One child with dark hair and features of a cherub, bearing many bruises, attracted her attention. She believed the baby was hers, but she was not sure. “My child,” she said, “has one tooth on the right side.” Bending over she reverently opened the mouth of the tot and then a moan escaped her. “It’s mine,” she whispered, and untied a black baby ribbon that ran around the neck. Weeping she was helped to the office of the coroner, where she obtained a burial certificate and received permission to have the body shipped to her home.
BODIES BRUISED AND MUTILATED
Many similar tragic incidents were enacted in the course of the day, and by nightfall there were twelve other bodies of which identifications were made but of which the relatives were not sure because of the bruised and mutilated condition of the bodies.

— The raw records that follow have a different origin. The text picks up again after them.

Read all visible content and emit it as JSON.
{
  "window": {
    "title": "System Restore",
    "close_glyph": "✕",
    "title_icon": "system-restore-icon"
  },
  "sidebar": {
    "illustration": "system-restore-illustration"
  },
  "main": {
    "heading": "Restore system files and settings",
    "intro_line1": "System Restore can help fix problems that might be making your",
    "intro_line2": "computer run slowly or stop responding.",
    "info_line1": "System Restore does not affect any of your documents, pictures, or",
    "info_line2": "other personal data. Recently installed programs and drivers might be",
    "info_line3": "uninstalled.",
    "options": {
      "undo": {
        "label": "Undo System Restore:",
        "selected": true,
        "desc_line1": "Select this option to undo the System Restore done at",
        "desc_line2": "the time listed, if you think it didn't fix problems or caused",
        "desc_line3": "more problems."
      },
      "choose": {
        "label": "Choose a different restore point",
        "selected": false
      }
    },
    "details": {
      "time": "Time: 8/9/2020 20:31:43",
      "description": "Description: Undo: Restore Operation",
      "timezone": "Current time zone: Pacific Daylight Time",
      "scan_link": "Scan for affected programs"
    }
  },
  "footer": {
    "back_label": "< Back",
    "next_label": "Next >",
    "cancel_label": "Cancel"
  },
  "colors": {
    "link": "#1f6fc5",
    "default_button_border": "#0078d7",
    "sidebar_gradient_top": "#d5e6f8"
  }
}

A glance at the corpses taken in a walk along the line revealed the story of the collision and the incidents following. Almost all bore marks of violence inflicted by contact with parts of the wrecked ship or in struggles in the water. There were bodies of women whose heads were split open or gashed. It is possible that women running from their staterooms in the darkness following the collision ran against stanchions or were hurled against the walls of the sides of the corridors. The wounds also indicated that some of the women had been crushed when the collier buried her steel nose in the side of the Empress.
Officials in Rimouski have said also that the bodies of the women showed that several of them had been stabbed, that bodies of men had been found with knives in their hands. At any rate, it was apparent by a glance at the shrouds that had been placed on the bodies of both men and women that there were other wounds not disclosed on the faces.
In addition to the bodies received in Quebec, a number had been identified at Rimouski and shipped to the homes of relatives. If the Empress is raised many other bodies trapped in their staterooms will probably be obtained.